In-Network vs. Out-of-Network: Understanding the Difference
Sep 26th 2019

In-Network vs. Out-of-Network: Understanding the Difference

Medical service costs can vary widely depending on if services performed are "in-network" or "out-of-network." Below, we've provided a breakdown of what this means for you, the patient, to help demystify some of the costs around treatment plans.

Remember: an in-network provider (like a doctor or hospital) is one whose services are accepted by your health insurance plan. An out-of-network provider is not part of your health care plan's network, so their services will cost more.

Each healthcare plan covers a percentage of treatment costs. How much is covered depends on a number of factors, including:

1) The type of healthcare plan

2) Your deductible

3) Whether the medical provider is in-network or out-of-network.

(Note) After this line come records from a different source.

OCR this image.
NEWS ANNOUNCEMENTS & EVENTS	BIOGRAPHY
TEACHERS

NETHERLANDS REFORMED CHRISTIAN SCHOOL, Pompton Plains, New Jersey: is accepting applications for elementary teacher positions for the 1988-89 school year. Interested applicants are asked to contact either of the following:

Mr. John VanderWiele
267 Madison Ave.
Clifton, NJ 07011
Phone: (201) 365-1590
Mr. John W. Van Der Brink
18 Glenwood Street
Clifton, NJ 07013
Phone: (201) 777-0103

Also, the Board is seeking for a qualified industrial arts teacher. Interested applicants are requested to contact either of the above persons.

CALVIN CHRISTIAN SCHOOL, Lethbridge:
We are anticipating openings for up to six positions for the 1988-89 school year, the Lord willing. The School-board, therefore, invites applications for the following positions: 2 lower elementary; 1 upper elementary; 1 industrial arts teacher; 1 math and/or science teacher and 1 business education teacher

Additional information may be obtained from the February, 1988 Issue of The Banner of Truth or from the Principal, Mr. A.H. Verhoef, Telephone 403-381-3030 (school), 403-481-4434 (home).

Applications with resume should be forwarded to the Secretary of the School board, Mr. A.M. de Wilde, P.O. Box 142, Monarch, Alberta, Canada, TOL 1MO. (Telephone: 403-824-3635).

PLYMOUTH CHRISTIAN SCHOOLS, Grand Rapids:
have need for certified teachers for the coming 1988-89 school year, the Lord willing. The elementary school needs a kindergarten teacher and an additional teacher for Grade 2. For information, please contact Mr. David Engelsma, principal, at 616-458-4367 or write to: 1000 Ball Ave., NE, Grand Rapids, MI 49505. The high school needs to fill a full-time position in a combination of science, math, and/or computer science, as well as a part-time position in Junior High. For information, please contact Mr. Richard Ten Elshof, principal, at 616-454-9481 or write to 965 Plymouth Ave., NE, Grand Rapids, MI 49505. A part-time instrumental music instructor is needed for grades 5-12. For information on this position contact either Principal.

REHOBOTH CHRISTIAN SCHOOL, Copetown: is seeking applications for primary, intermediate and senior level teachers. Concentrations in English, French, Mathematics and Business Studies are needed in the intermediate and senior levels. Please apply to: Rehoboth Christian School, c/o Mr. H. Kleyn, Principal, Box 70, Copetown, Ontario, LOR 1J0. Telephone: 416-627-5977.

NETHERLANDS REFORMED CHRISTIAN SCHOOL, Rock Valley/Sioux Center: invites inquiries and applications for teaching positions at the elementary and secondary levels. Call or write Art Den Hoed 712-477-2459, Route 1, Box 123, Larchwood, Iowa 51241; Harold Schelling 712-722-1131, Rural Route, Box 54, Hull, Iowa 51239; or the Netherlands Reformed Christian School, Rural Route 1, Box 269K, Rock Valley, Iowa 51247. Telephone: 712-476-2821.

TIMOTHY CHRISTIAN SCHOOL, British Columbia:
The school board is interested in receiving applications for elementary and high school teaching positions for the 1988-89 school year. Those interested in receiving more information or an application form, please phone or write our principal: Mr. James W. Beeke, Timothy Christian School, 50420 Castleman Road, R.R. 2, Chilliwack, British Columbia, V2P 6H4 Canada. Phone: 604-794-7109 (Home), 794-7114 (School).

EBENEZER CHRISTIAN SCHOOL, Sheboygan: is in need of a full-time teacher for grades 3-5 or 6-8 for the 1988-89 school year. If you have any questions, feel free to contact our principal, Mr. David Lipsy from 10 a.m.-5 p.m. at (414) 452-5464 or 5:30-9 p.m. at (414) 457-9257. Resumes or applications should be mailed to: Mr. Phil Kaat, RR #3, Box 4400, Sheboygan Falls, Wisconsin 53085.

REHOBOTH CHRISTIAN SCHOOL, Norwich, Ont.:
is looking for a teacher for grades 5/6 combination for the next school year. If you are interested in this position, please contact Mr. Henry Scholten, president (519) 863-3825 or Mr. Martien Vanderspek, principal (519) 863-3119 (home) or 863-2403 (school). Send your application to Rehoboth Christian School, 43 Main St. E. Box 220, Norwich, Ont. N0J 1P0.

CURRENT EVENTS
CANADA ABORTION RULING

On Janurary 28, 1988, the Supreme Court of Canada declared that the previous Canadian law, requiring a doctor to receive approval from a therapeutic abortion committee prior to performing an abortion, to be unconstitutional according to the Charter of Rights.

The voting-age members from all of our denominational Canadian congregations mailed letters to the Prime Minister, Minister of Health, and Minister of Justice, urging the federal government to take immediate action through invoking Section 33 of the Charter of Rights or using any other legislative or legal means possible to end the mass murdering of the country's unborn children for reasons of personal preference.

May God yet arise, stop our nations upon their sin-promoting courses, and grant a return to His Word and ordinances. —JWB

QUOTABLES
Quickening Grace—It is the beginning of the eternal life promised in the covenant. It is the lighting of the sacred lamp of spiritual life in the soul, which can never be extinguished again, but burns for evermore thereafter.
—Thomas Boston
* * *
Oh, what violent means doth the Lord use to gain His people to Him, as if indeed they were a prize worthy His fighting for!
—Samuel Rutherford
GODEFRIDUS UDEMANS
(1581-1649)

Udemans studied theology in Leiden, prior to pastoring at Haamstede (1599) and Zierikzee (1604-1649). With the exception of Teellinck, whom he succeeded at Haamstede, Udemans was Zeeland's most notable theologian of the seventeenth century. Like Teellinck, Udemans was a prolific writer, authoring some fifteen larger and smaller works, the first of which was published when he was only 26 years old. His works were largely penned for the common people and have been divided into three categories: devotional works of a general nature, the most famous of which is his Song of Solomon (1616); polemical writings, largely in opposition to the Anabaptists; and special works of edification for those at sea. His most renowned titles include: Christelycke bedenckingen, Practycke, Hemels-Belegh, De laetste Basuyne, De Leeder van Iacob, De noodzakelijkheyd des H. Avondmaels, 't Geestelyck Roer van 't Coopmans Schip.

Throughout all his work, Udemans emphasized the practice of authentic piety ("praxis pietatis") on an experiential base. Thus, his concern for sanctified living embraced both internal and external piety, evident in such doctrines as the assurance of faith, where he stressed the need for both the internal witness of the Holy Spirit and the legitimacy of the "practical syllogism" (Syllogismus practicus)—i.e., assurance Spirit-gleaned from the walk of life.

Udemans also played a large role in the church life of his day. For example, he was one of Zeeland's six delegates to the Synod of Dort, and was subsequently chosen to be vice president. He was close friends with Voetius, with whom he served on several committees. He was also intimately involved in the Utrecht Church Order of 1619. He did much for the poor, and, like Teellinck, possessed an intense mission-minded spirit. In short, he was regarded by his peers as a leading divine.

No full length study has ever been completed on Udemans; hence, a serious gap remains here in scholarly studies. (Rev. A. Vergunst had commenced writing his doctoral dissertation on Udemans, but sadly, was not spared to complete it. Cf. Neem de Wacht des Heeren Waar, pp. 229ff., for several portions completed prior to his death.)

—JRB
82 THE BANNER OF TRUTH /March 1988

In-network doctors and hospitals have worked out negotiated fees with your healthcare plan provider, so their services can cost less. However, if you see a doctor outside of the network, the visit can cost more—sometimes a lot more.

Since the outside-network medical provider hasn't agreed to a negotiated fee, they'll charge full price. Your healthcare company, meanwhile, doesn't want to pay medical providers the full price. So, depending on the specifics of your plan, you may get stuck with the full bill.

Even if you understand how healthcare networks work, there's still a chance that you'll be hit with surprise out-of-network charges even if you thought your appointment was in-network. For example, sometimes an in-network doctor might send labs out-of-network, or a surgery might employ an anesthesiologist who is out-of-network.

Before making an appointment, call your healthcare plan provider (the number on the back of your card) and confirm your medical provider is in-network. Ask where labs are sent and if there are any chances for out-of-network charges.

How Different Health Plans Approach Networks

Exactly how much more an out-of-network visit will cost depends on the type of your health plan.

Health Maintenance Organization (HMO) plan comes with a lower premium—and a more restricted network. If you go outside the HMO network, the plan won't cover anything and you'll be on the hook for the full cost.

Preferred Provider Organization (PPO) plan is more flexible. You have to pay a higher monthly premium for these plans but PPO networks are typically larger than HMO networks. If you go out-of-network you'll still pay more than with an in-network PPO provider, but a percentage of the visit will be covered. The catch is that the percentage that's covered is less than if you visited an in-network provider.

An Exclusive Provider Organization (EPO) typically costs less than a PPO, while letting you choose doctors without a referral, unlike an HMO. But if you go outside the network, those visits aren't covered at all.

Sometimes new plans are created to try to bridge the network divide. For example, some self-insured employers are looking into reference-based pricing (RBP), which eliminates networks altogether. An RBP plan simply covers 120 to 300 percent of Medicare charges. The goal is to be more transparent in pricing.

Surprise Network Charges

If you do all your research and are still hit with unexpected out-of-network charges, your options aren't totally spent. In California, for example, surprise or balance billing is illegal in certain cases. Similar legislation has been passed in other states, including Oregon. So if you're hit with such a bill, you can contact your state's insurance department to find out if the bill was legal. You might be able to file a grievance with the state insurance board too.

If all else fails, ask the hospital or doctor's office about financial aid. Sometimes all or part of your bill will be forgiven if you pay a small portion up front, especially for patients in financial need. You can also call your insurance provider and see if they'll consider billing a service as in-network care, especially if you had a compelling medical emergency.

Finally, if you have a high-deductible plan, consider getting a Health Savings Account (HSA). Contributions are made tax free and the funds can be used to help with out-of-network charges and other medical costs.

The Bottom Line

In-network versus out-of-network charges can be confusing, and it pays to do some legwork before receiving medical services, wherever possible. While you might still get hit with out-of-network charges even when you do your research, knowing your options like contacting state insurance boards or trying a little negotiating can help you resolve or more effectively manage those situations.